- Malvern Location in greater metropolitan Adelaide
- Interactive map of Malvern
- Coordinates: 34°57′26″S 138°36′53″E﻿ / ﻿34.95722°S 138.61472°E
- Country: Australia
- State: South Australia
- City: Adelaide
- LGA: City of Unley;
- Location: 4 km (2.5 mi) south of Adelaide;

Government
- • State electorate: Unley;
- • Federal division: Adelaide;
- Elevation: 63 m (207 ft)

Population
- • Total: 2,713 (SAL 2021)
- Postcode: 5061
Suburbs around Malvern
| Hyde Park | Unley | Parkside |
| Unley Park | Malvern | Highgate |
| Hawthorn | Kingswood | Urrbrae |

= Malvern, South Australia =

Malvern (/mælvərn/) is an inner-southern suburb of Adelaide in the City of Unley.
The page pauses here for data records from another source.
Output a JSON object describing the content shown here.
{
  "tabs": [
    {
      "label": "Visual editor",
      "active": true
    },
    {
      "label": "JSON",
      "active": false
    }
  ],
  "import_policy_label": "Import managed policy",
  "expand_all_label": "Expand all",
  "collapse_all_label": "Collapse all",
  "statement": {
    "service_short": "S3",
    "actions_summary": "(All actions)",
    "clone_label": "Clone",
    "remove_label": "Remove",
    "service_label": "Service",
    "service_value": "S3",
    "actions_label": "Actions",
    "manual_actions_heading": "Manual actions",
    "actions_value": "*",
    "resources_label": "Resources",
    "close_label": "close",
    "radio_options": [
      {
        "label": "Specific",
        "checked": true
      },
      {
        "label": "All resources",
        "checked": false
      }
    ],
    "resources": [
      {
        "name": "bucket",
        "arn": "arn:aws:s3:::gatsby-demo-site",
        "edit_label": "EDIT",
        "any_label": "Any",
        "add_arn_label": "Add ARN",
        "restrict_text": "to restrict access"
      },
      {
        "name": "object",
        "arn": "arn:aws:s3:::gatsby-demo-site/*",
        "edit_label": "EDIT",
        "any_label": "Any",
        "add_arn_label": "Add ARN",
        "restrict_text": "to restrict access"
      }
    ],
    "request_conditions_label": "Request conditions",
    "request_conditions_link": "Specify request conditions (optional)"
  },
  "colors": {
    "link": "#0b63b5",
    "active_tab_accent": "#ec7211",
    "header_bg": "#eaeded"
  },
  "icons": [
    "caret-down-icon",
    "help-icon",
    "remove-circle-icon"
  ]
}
It borders the suburbs of Unley and Parkside to the north, Highgate to the east, Kingswood to the south and Unley Park to the west.

Many Malvern streets are planted with jacaranda trees, a non-native evergreen species, giving a shady aspect to the area in conjunction with the predominant architectural style of single-storey colonial villas.

Many of its streets are named after places in the United Kingdom, including Dover, Sheffield, and Cambridge.

==Notable people==

- Howard Walter Florey, Baron Florey who received the Nobel Prize in Physiology or Medicine in 1945 for his co-discovery of penicillin, was born in Malvern in 1898.
- Arnold Hatherleigh Matters, operatic baritone and producer, born in Malvern
- Photographer Alfred Stump lived on Austral Terrace with his family, including his son, Claude Stump.